I would like to feed your fingertips to the wolverines.
I'll start drinking again when I know where I am
I was told u were the one who could explain to me why i woke up in the running shower, still in my dress and heels
I just got a booty call..Its 6 pm..a brave attempt to climb the rotation ladder..I like his ambition.
Restaurants Roasting People Who Gave Them Negative Yelp Reviews (25 Pics)
I was talking to some girls while you were falling off your bar stool into the person next to you.
okay, this game isn't funny anymore. tell us where all the forks are.
Idk if you've ever had the pleasure of 1. Vomiting on a sidewalk - at 3 in the afternoon 2. Vomiting nachos or 3. Vomiting nachos out of your nose but really I do not advise any of the above.
I was in a house full of lesbians and they were all staring at me. I felt like the last cresent roll on Thanksgiving.
I believe you called it tequila and nipples. The proceeded to strike a pose.

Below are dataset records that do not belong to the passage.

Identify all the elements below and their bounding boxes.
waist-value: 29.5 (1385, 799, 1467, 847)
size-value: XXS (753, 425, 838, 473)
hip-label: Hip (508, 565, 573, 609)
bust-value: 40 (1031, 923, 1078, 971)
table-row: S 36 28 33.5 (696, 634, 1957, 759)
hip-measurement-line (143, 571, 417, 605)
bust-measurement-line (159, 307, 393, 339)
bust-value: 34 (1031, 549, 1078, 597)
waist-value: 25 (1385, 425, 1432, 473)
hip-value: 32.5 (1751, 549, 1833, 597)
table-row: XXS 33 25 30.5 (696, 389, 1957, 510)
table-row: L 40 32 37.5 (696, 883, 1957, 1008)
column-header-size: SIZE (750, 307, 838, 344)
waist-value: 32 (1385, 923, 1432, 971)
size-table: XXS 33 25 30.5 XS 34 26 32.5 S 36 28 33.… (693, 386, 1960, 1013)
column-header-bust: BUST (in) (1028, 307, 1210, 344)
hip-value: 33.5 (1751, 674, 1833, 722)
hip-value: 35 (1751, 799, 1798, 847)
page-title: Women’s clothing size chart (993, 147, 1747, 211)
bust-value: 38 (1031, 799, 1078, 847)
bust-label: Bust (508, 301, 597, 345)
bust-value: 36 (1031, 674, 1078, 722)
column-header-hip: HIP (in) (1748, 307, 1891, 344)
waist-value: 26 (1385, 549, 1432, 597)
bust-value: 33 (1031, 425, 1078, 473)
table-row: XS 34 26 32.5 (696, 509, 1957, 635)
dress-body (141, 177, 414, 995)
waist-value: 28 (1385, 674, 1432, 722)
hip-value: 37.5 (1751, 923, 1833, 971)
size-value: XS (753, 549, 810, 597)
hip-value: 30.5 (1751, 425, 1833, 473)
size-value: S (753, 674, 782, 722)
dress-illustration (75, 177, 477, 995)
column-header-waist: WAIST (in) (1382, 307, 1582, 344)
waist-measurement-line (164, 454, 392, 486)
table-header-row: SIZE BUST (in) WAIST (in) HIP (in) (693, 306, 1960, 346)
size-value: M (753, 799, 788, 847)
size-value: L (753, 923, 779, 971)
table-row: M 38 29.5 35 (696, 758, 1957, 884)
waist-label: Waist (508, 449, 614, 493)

Woman Posts Harassing DMs From Creep Online, Now He’s Upset Because People Told His Mom
The video of him doing the dougie made me telling him I didn't want a relationship, just his virginity so much easier.
He keeps texting me videos of fish swimming in his fish tank, so I think it's safe to say he's back on weed.
I'll pick you up. Avoid slightly awkward no-we're-not-dating-but-I'm-still-screwing-your-son-after-2-years parental run-ins.
I've literally already typed in by booty call text for friday night. all I have to do now is wait for is drunk me to press send
Oh ya, I forgot to tell you, last night I woke up to the sound of you peeing on the floor next to the fridge, didn't remember until now. Have fun at Dayton!
I'm sorry I tried to stab you. I just really wanted those mozerella sticks.